At my first real job in the early 2000s we did side by side code reviews. I would sit down with another developer (there was only one other person, so I guess I should say that I’d sit down with THE other developer) and talk through the changes I made to enable a new feature.
Unless the review was happening within a few minutes of finishing the feature, it’s very likely that I didn’t remember the specific context which led to the decision to write a specific line of code. Side by side code reviews encourage discussion and are a drastic improvement over pull requests, but I think we can do better.
We can do better
The most productive team I’ve ever been a part of adopted pair-programming for all production code. Two people, two monitors, two keyboards, one computer.
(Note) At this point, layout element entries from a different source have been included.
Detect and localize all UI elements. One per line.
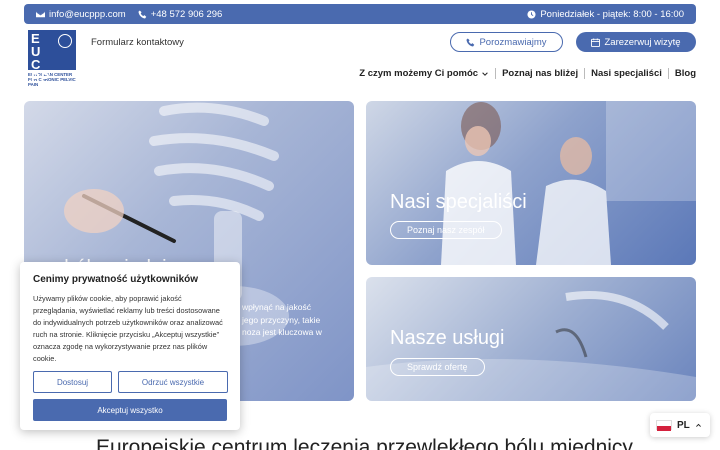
topbar-email[interactable]: info@eucppp.com [36, 9, 126, 20]
language-switcher[interactable]: PL [650, 413, 710, 437]
specialists-card[interactable]: Nasi specjaliści Poznaj nasz zespół [366, 101, 696, 265]
services-title: Nasze usługi [390, 327, 505, 349]
language-code: PL [677, 419, 690, 431]
chevron-down-icon [482, 71, 488, 76]
topbar-phone-text: +48 572 906 296 [150, 8, 223, 20]
talk-button[interactable]: Porozmawiajmy [450, 32, 563, 52]
top-info-bar: info@eucppp.com +48 572 906 296 Poniedzi… [24, 4, 696, 24]
specialists-button[interactable]: Poznaj nasz zespół [390, 221, 502, 239]
nav-item-specialists-label: Nasi specjaliści [591, 68, 662, 79]
services-button[interactable]: Sprawdź ofertę [390, 358, 485, 376]
section-heading: Europejskie centrum leczenia przewlekłeg… [96, 436, 633, 450]
topbar-email-text: info@eucppp.com [49, 8, 126, 20]
site-logo[interactable]: EUCPP EUROPEAN CENTER FOR CHRONIC PELVIC… [28, 30, 76, 87]
logo-mark: EUCPP [28, 30, 76, 84]
envelope-icon [36, 11, 45, 17]
hero-main-text-line: noza jest kluczowa w [242, 327, 322, 337]
nav-item-blog[interactable]: Blog [667, 68, 696, 79]
services-card[interactable]: Nasze usługi Sprawdź ofertę [366, 277, 696, 401]
book-visit-button-label: Zarezerwuj wizytę [604, 36, 681, 48]
contact-form-link[interactable]: Formularz kontaktowy [91, 37, 184, 48]
phone-icon [466, 37, 475, 47]
topbar-phone[interactable]: +48 572 906 296 [138, 8, 223, 20]
poland-flag-icon [656, 420, 672, 431]
nav-item-help[interactable]: Z czym możemy Ci pomóc [353, 68, 495, 79]
doctors-photo [441, 101, 696, 265]
logo-globe-icon [58, 34, 72, 48]
clock-icon [527, 9, 536, 19]
cookie-reject-button[interactable]: Odrzuć wszystkie [118, 371, 228, 393]
talk-button-label: Porozmawiajmy [479, 36, 547, 48]
cookie-text: Używamy plików cookie, aby poprawić jako… [33, 294, 223, 363]
calendar-icon [591, 37, 601, 47]
topbar-hours: Poniedziałek - piątek: 8:00 - 16:00 [527, 9, 684, 20]
cookie-consent-banner: Cenimy prywatność użytkowników Używamy p… [20, 262, 240, 430]
nav-item-specialists[interactable]: Nasi specjaliści [584, 68, 668, 79]
topbar-hours-text: Poniedziałek - piątek: 8:00 - 16:00 [540, 8, 684, 20]
nav-item-blog-label: Blog [674, 68, 696, 79]
nav-item-about[interactable]: Poznaj nas bliżej [495, 68, 584, 79]
main-nav: Z czym możemy Ci pomóc Poznaj nas bliżej… [353, 68, 696, 79]
nav-item-help-label: Z czym możemy Ci pomóc [359, 68, 479, 79]
cookie-customize-button[interactable]: Dostosuj [33, 371, 112, 393]
cookie-button-row: Dostosuj Odrzuć wszystkie [33, 371, 228, 393]
cookie-title: Cenimy prywatność użytkowników [33, 274, 199, 285]
chevron-up-icon [695, 423, 701, 427]
book-visit-button[interactable]: Zarezerwuj wizytę [576, 32, 696, 52]
specialists-title: Nasi specjaliści [390, 191, 527, 213]
cookie-accept-button[interactable]: Akceptuj wszystko [33, 399, 227, 421]
hero-main-text-line: jego przyczyny, takie [242, 314, 321, 325]
hero-main-text: wpłynąć na jakość jego przyczyny, takie … [242, 301, 352, 339]
logo-letters: EUCPP [31, 31, 51, 85]
hero-main-text-line: wpłynąć na jakość [242, 302, 311, 312]
phone-icon [138, 9, 146, 19]
nav-item-about-label: Poznaj nas bliżej [502, 68, 579, 79]
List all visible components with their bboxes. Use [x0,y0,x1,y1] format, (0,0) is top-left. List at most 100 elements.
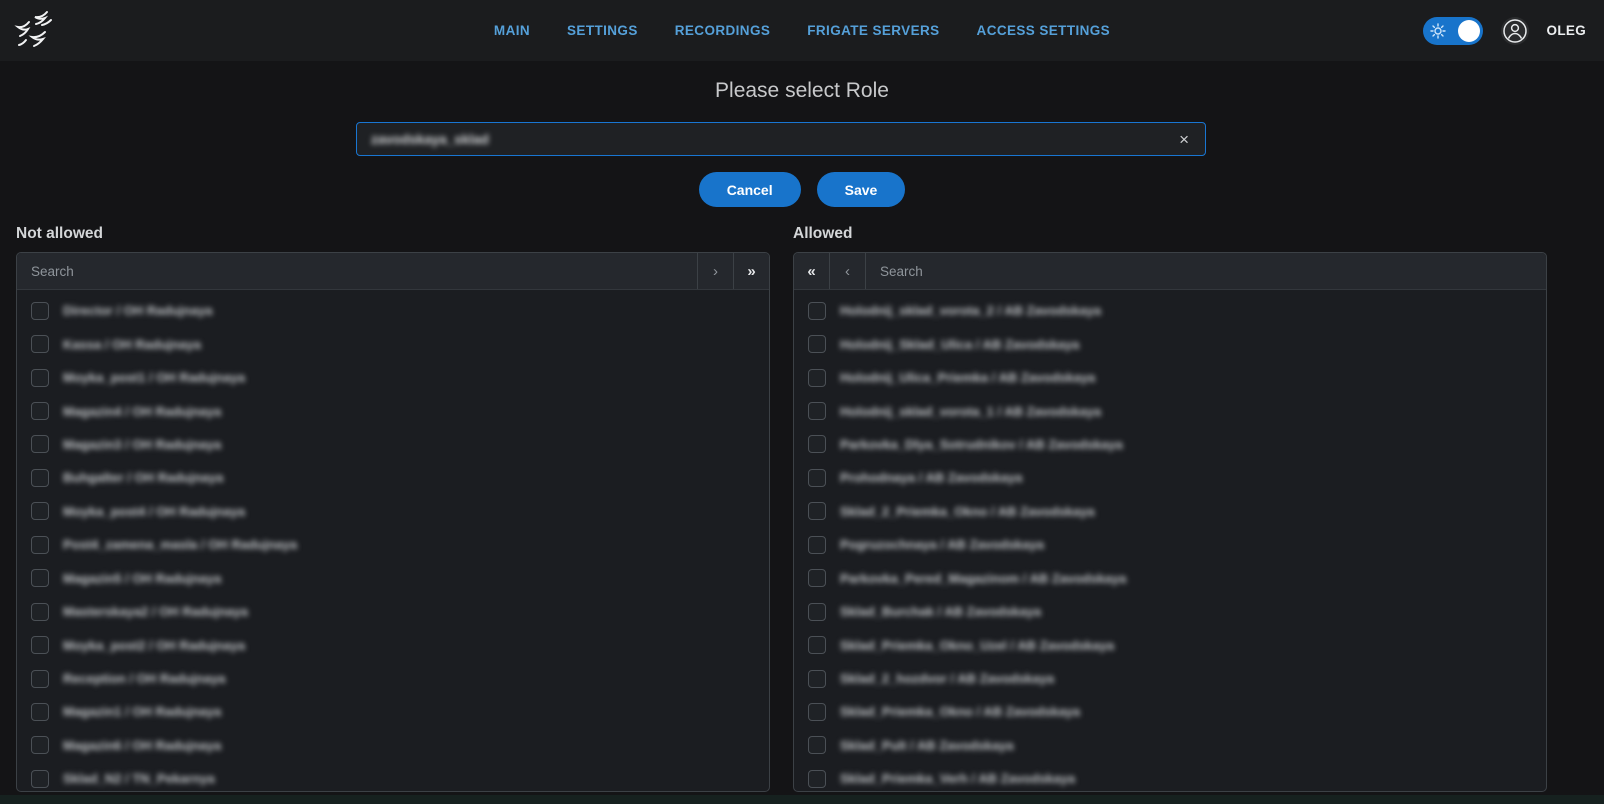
item-checkbox[interactable] [31,770,49,788]
item-checkbox[interactable] [31,435,49,453]
nav-item-settings[interactable]: SETTINGS [567,23,638,38]
item-label: Sklad_Priemka_Okno_Uzel / AB Zavodskaya [840,638,1114,653]
item-checkbox[interactable] [31,703,49,721]
allowed-searchbar: « ‹ [794,253,1546,290]
page-title: Please select Role [0,79,1604,103]
item-checkbox[interactable] [808,636,826,654]
item-checkbox[interactable] [808,469,826,487]
list-item[interactable]: Moyka_post2 / OH Radujnaya [17,628,769,661]
list-item[interactable]: Sklad_Pult / AB Zavodskaya [794,729,1546,762]
item-checkbox[interactable] [808,502,826,520]
nav-item-access-settings[interactable]: ACCESS SETTINGS [977,23,1111,38]
item-label: Sklad_Priemka_Verh / AB Zavodskaya [840,771,1075,786]
save-button[interactable]: Save [817,172,906,207]
theme-toggle[interactable] [1423,17,1483,45]
item-checkbox[interactable] [31,603,49,621]
toggle-knob [1458,20,1480,42]
list-item[interactable]: Post4_zamena_masla / OH Radujnaya [17,528,769,561]
list-item[interactable]: Sklad_Burchak / AB Zavodskaya [794,595,1546,628]
item-checkbox[interactable] [31,335,49,353]
list-item[interactable]: Parkovka_Pered_Magazinom / AB Zavodskaya [794,562,1546,595]
move-selected-left-button chevron-left-icon[interactable]: ‹ [830,253,866,289]
role-input[interactable]: zavodskaya_sklad × [356,122,1206,156]
list-item[interactable]: Prohodnaya / AB Zavodskaya [794,461,1546,494]
move-all-left-button double-chevron-left-icon[interactable]: « [794,253,830,289]
list-item[interactable]: Sklad_Priemka_Okno / AB Zavodskaya [794,695,1546,728]
list-item[interactable]: Magazin4 / OH Radujnaya [17,394,769,427]
move-all-right-button double-chevron-right-icon[interactable]: » [733,253,769,289]
list-item[interactable]: Holodnij_sklad_vorota_1 / AB Zavodskaya [794,394,1546,427]
item-checkbox[interactable] [31,402,49,420]
list-item[interactable]: Magazin6 / OH Radujnaya [17,729,769,762]
list-item[interactable]: Masterskaya2 / OH Radujnaya [17,595,769,628]
item-checkbox[interactable] [31,469,49,487]
user-avatar[interactable] [1501,17,1529,45]
list-item[interactable]: Parkovka_Dlya_Sotrudnikov / AB Zavodskay… [794,428,1546,461]
horizontal-scrollbar[interactable] [0,795,1604,804]
list-item[interactable]: Holodnij_Sklad_Ulica / AB Zavodskaya [794,327,1546,360]
item-checkbox[interactable] [31,569,49,587]
item-checkbox[interactable] [808,770,826,788]
item-checkbox[interactable] [31,369,49,387]
item-checkbox[interactable] [31,736,49,754]
list-item[interactable]: Sklad_Priemka_Okno_Uzel / AB Zavodskaya [794,628,1546,661]
item-checkbox[interactable] [808,435,826,453]
not-allowed-heading: Not allowed [16,225,103,243]
list-item[interactable]: Magazin5 / OH Radujnaya [17,562,769,595]
nav-item-frigate-servers[interactable]: FRIGATE SERVERS [807,23,939,38]
item-checkbox[interactable] [808,703,826,721]
item-label: Holodnij_sklad_vorota_1 / AB Zavodskaya [840,404,1101,419]
list-item[interactable]: Reception / OH Radujnaya [17,662,769,695]
item-label: Pogruzochnaya / AB Zavodskaya [840,537,1044,552]
list-item[interactable]: Sklad_N2 / TN_Pekarnya [17,762,769,792]
list-item[interactable]: Sklad_2_Priemka_Okno / AB Zavodskaya [794,495,1546,528]
item-checkbox[interactable] [31,636,49,654]
item-label: Moyka_post2 / OH Radujnaya [63,638,245,653]
top-navbar: MAIN SETTINGS RECORDINGS FRIGATE SERVERS… [0,0,1604,61]
move-selected-right-button chevron-right-icon[interactable]: › [697,253,733,289]
list-item[interactable]: Director / OH Radujnaya [17,294,769,327]
role-input-value: zavodskaya_sklad [371,132,489,147]
cancel-button[interactable]: Cancel [699,172,801,207]
item-checkbox[interactable] [808,670,826,688]
list-item[interactable]: Magazin1 / OH Radujnaya [17,695,769,728]
item-checkbox[interactable] [808,603,826,621]
not-allowed-list: Director / OH RadujnayaKassa / OH Radujn… [17,290,769,792]
item-checkbox[interactable] [31,536,49,554]
list-item[interactable]: Moyka_post4 / OH Radujnaya [17,495,769,528]
item-label: Sklad_Burchak / AB Zavodskaya [840,604,1041,619]
list-item[interactable]: Pogruzochnaya / AB Zavodskaya [794,528,1546,561]
item-checkbox[interactable] [808,736,826,754]
item-checkbox[interactable] [808,536,826,554]
not-allowed-search-input[interactable] [17,253,697,289]
item-label: Holodnij_Ulica_Priemka / AB Zavodskaya [840,370,1095,385]
item-checkbox[interactable] [808,569,826,587]
item-checkbox[interactable] [31,670,49,688]
item-label: Moyka_post1 / OH Radujnaya [63,370,245,385]
item-checkbox[interactable] [808,402,826,420]
username-label[interactable]: OLEG [1547,23,1586,38]
sun-icon [1430,23,1446,39]
item-label: Sklad_Priemka_Okno / AB Zavodskaya [840,704,1080,719]
list-item[interactable]: Sklad_Priemka_Verh / AB Zavodskaya [794,762,1546,792]
list-item[interactable]: Kassa / OH Radujnaya [17,327,769,360]
list-item[interactable]: Sklad_2_hozdvor / AB Zavodskaya [794,662,1546,695]
item-checkbox[interactable] [808,369,826,387]
list-item[interactable]: Buhgalter / OH Radujnaya [17,461,769,494]
item-checkbox[interactable] [808,335,826,353]
list-item[interactable]: Moyka_post1 / OH Radujnaya [17,361,769,394]
list-item[interactable]: Holodnij_Ulica_Priemka / AB Zavodskaya [794,361,1546,394]
nav-item-recordings[interactable]: RECORDINGS [675,23,771,38]
frigate-birds-logo-icon[interactable] [14,8,58,52]
nav-item-main[interactable]: MAIN [494,23,530,38]
allowed-search-input[interactable] [866,253,1546,289]
list-item[interactable]: Holodnij_sklad_vorota_2 / AB Zavodskaya [794,294,1546,327]
clear-input-x-icon[interactable]: × [1175,129,1193,150]
item-checkbox[interactable] [808,302,826,320]
main-nav: MAIN SETTINGS RECORDINGS FRIGATE SERVERS… [502,23,1102,38]
item-checkbox[interactable] [31,302,49,320]
person-circle-icon [1502,18,1528,44]
list-item[interactable]: Magazin3 / OH Radujnaya [17,428,769,461]
item-checkbox[interactable] [31,502,49,520]
page: MAIN SETTINGS RECORDINGS FRIGATE SERVERS… [0,0,1604,804]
There is no way to lose the context of each line of code being written when practicing pair-programming. This is a real-time collaborative decision making and code review process.
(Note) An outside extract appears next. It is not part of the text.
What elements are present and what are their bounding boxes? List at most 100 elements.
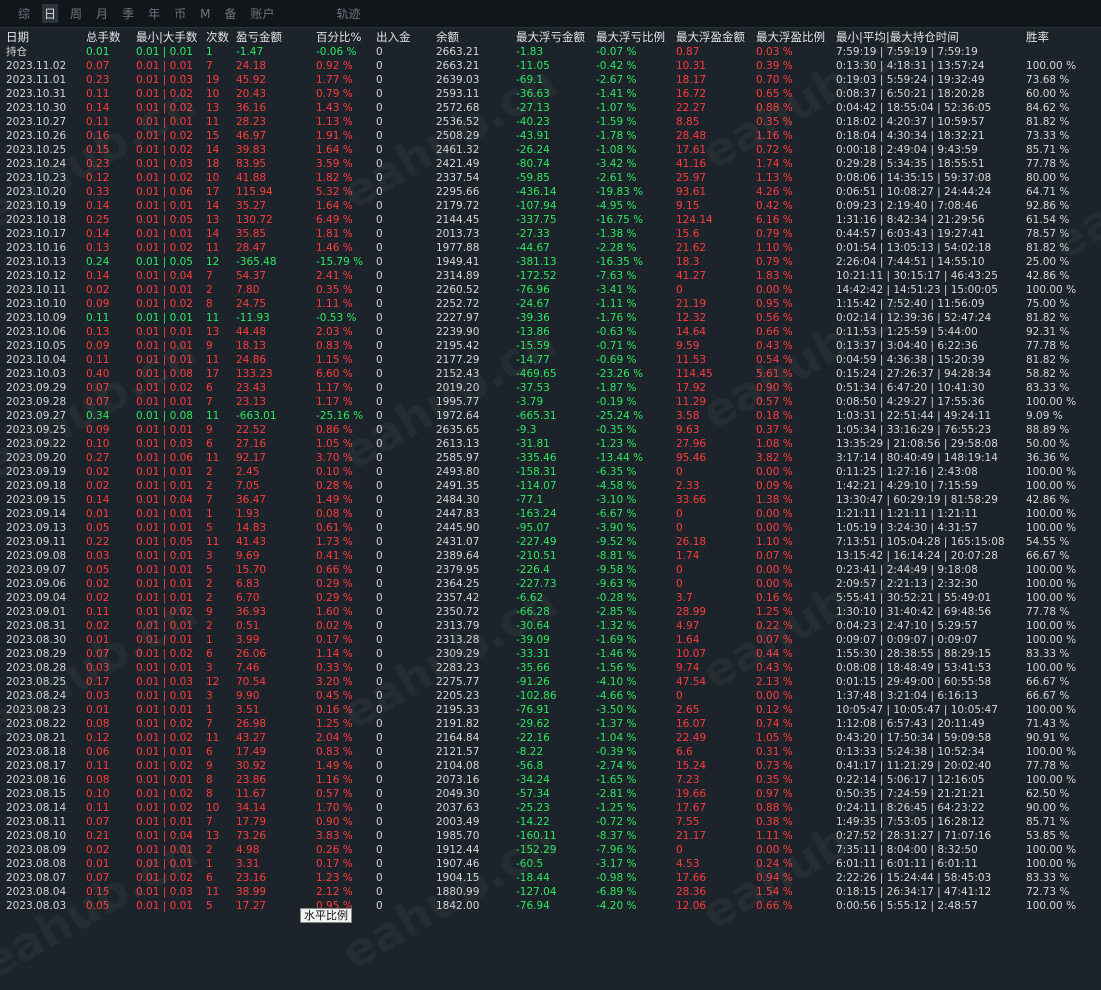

Our team had no need for a separate review step, because we already had the multiplicative brain power of two people involved in the creation of the code. Even without the “formal” review and merge process, we had incredibly high quality with almost zero knowledge gaps throughout the team.
One more gripe, that’s it, I promise
Here’s my last gripe with code reviews and pull requests as commonly practiced – they defer continuous integration.
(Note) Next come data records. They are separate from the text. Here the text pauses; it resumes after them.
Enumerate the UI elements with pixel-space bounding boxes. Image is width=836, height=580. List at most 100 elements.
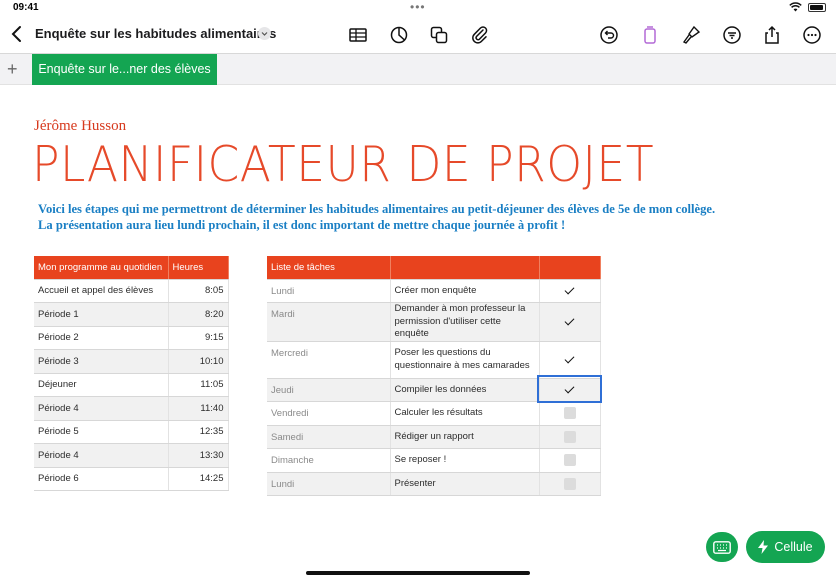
- schedule-time-cell[interactable]: 10:10: [168, 349, 229, 374]
- paperclip-icon[interactable]: [469, 24, 491, 46]
- task-header-empty[interactable]: [390, 256, 540, 280]
- table-row: Samedi Rédiger un rapport: [267, 425, 601, 449]
- unchecked-checkbox[interactable]: [563, 430, 576, 443]
- format-icon[interactable]: [639, 24, 661, 46]
- schedule-body: Accueil et appel des élèves 8:05 Période 1…: [34, 279, 229, 491]
- schedule-activity-cell[interactable]: Période 2: [34, 326, 169, 350]
- keyboard-icon: [713, 540, 731, 554]
- task-description-cell[interactable]: Demander à mon professeur la permission …: [390, 302, 540, 342]
- paintbrush-icon[interactable]: [680, 24, 702, 46]
- task-table[interactable]: Liste de tâches Lundi Créer mon enquête Ma…: [267, 256, 601, 496]
- checked-checkbox[interactable]: [564, 285, 576, 297]
- share-icon[interactable]: [761, 24, 783, 46]
- table-row: Période 6 14:25: [34, 467, 229, 491]
- schedule-activity-cell[interactable]: Accueil et appel des élèves: [34, 279, 169, 303]
- checked-checkbox[interactable]: [564, 316, 576, 328]
- table-row: Lundi Créer mon enquête: [267, 279, 601, 303]
- task-checkbox-cell[interactable]: [539, 378, 601, 402]
- more-icon[interactable]: [801, 24, 823, 46]
- schedule-time-cell[interactable]: 9:15: [168, 326, 229, 350]
- schedule-time-cell[interactable]: 8:05: [168, 279, 229, 303]
- schedule-activity-cell[interactable]: Période 4: [34, 443, 169, 468]
- task-checkbox-cell[interactable]: [539, 401, 601, 426]
- table-row: Accueil et appel des élèves 8:05: [34, 279, 229, 303]
- task-checkbox-cell[interactable]: [539, 448, 601, 473]
- cell-button-label: Cellule: [774, 540, 813, 554]
- home-indicator[interactable]: [306, 571, 530, 575]
- schedule-time-cell[interactable]: 11:05: [168, 373, 229, 397]
- schedule-header-hours[interactable]: Heures: [168, 256, 229, 280]
- tab-active-sheet[interactable]: Enquête sur le...ner des élèves: [32, 54, 217, 85]
- undo-icon[interactable]: [598, 24, 620, 46]
- schedule-header-program[interactable]: Mon programme au quotidien: [34, 256, 169, 280]
- schedule-time-cell[interactable]: 13:30: [168, 443, 229, 468]
- author-name[interactable]: Jérôme Husson: [34, 118, 126, 135]
- task-day-cell[interactable]: Jeudi: [267, 378, 391, 402]
- task-description-cell[interactable]: Rédiger un rapport: [390, 425, 540, 449]
- checked-checkbox[interactable]: [564, 354, 576, 366]
- unchecked-checkbox[interactable]: [563, 407, 576, 420]
- page-heading[interactable]: PLANIFICATEUR DE PROJET: [32, 136, 654, 193]
- task-description-cell[interactable]: Présenter: [390, 472, 540, 496]
- unchecked-checkbox[interactable]: [563, 477, 576, 490]
- task-day-cell[interactable]: Dimanche: [267, 448, 391, 473]
- chevron-down-icon[interactable]: [258, 27, 271, 40]
- task-checkbox-cell[interactable]: [539, 279, 601, 303]
- back-icon[interactable]: [8, 24, 28, 44]
- task-header-check[interactable]: [539, 256, 601, 280]
- intro-line-1: Voici les étapes qui me permettront de d…: [38, 202, 716, 216]
- task-day-cell[interactable]: Mercredi: [267, 341, 391, 379]
- table-row: Jeudi Compiler les données: [267, 378, 601, 402]
- document-title[interactable]: Enquête sur les habitudes alimentaires: [35, 26, 276, 41]
- schedule-activity-cell[interactable]: Période 6: [34, 467, 169, 491]
- task-header-list[interactable]: Liste de tâches: [267, 256, 391, 280]
- table-icon[interactable]: [347, 24, 369, 46]
- table-row: Période 5 12:35: [34, 420, 229, 444]
- task-description-cell[interactable]: Compiler les données: [390, 378, 540, 402]
- task-description-cell[interactable]: Créer mon enquête: [390, 279, 540, 303]
- table-row: Période 1 8:20: [34, 302, 229, 327]
- cell-button[interactable]: Cellule: [746, 531, 825, 563]
- shape-icon[interactable]: [428, 24, 450, 46]
- table-row: Mercredi Poser les questions du questionn…: [267, 341, 601, 379]
- task-header-row: Liste de tâches: [267, 256, 601, 280]
- task-description-cell[interactable]: Se reposer !: [390, 448, 540, 473]
- schedule-time-cell[interactable]: 14:25: [168, 467, 229, 491]
- schedule-table[interactable]: Mon programme au quotidien Heures Accuei…: [34, 256, 229, 491]
- table-row: Période 3 10:10: [34, 349, 229, 374]
- task-description-cell[interactable]: Calculer les résultats: [390, 401, 540, 426]
- task-body: Lundi Créer mon enquête Mardi Demander à mo…: [267, 279, 601, 496]
- task-day-cell[interactable]: Lundi: [267, 472, 391, 496]
- task-day-cell[interactable]: Samedi: [267, 425, 391, 449]
- task-day-cell[interactable]: Mardi: [267, 302, 391, 342]
- schedule-time-cell[interactable]: 11:40: [168, 396, 229, 421]
- schedule-time-cell[interactable]: 12:35: [168, 420, 229, 444]
- task-day-cell[interactable]: Vendredi: [267, 401, 391, 426]
- battery-icon: [808, 2, 826, 12]
- schedule-activity-cell[interactable]: Période 3: [34, 349, 169, 374]
- schedule-activity-cell[interactable]: Période 1: [34, 302, 169, 327]
- schedule-header-row: Mon programme au quotidien Heures: [34, 256, 229, 280]
- lightning-icon: [758, 540, 769, 554]
- table-row: Lundi Présenter: [267, 472, 601, 496]
- schedule-activity-cell[interactable]: Période 5: [34, 420, 169, 444]
- task-checkbox-cell[interactable]: [539, 341, 601, 379]
- intro-text[interactable]: Voici les étapes qui me permettront de d…: [38, 201, 828, 233]
- task-checkbox-cell[interactable]: [539, 425, 601, 449]
- add-sheet-button[interactable]: +: [7, 59, 18, 79]
- table-row: Déjeuner 11:05: [34, 373, 229, 397]
- unchecked-checkbox[interactable]: [563, 454, 576, 467]
- task-day-cell[interactable]: Lundi: [267, 279, 391, 303]
- filter-icon[interactable]: [721, 24, 743, 46]
- sheet-tab-bar: + Enquête sur le...ner des élèves: [0, 54, 836, 85]
- task-checkbox-cell[interactable]: [539, 302, 601, 342]
- schedule-activity-cell[interactable]: Déjeuner: [34, 373, 169, 397]
- checked-checkbox[interactable]: [564, 384, 576, 396]
- task-description-cell[interactable]: Poser les questions du questionnaire à m…: [390, 341, 540, 379]
- schedule-time-cell[interactable]: 8:20: [168, 302, 229, 327]
- multitasking-dots[interactable]: •••: [410, 0, 426, 14]
- chart-icon[interactable]: [388, 24, 410, 46]
- task-checkbox-cell[interactable]: [539, 472, 601, 496]
- keyboard-button[interactable]: [706, 532, 738, 562]
- schedule-activity-cell[interactable]: Période 4: [34, 396, 169, 421]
Continuous integration is the process of continually integrating the whole team’s set of changes at a regular cadence. The purpose is simple – regularly integrating, compiling, and testing outstanding changes minimizes the time between the code working on one person’s machine and validation that it works once combined with the rest of the team’s changes.
Pull requests (more specifically feature branches, I suppose) defer integration. Sure, if you’re a diligent developer you may pull master into your branch a few times a day. But since everyone on the team is committing to their own branch, master is missing the majority of the outstanding changes and full integration is being deferred.
When I talk to teams about this, I regularly hear the opinion that it’s a good thing.
There is an impression that feature branching and pull requests help keep master stable. I agree with the spirit of this approach. I agree with always-releaseable code. But let’s be honest, if a team can’t keep trunk stable, why would maintaining X number of branches will be stable?
Branches are a security blanket. Sure, they make you feel safe, but provide little to actually provide safety. It’s just an illusion.
Always-releasable doesn’t mean change should be avoided or isolated. While it is true that not changing the code is the easiest way to keep it from breaking, building up large batches of changes that all get merged once “complete” is far more risky than committing small changes to a single branch daily. When the time between writing a line of code and knowing if it causes unexpected issues is short, it becomes very simple to identify and correct it.
Issues have nowhere to hide in a small change set.
The sales pitch
So I guess my pitch here is to try different approaches.
Try trunk based development as an alternative to feature branches. Try pair-programming as an alternative to pull requests.
If you’re absolutely not going to budge from feature branches, impose a rule that a branch cannot live longer than 24 hours. If you’re absolutely not going to budge from pull requests, impose a rule that all reviews must be complete within a few hours.
Tighten the feedback loop and see what good comes from it.
These things may not be for every team, but it may work for your team.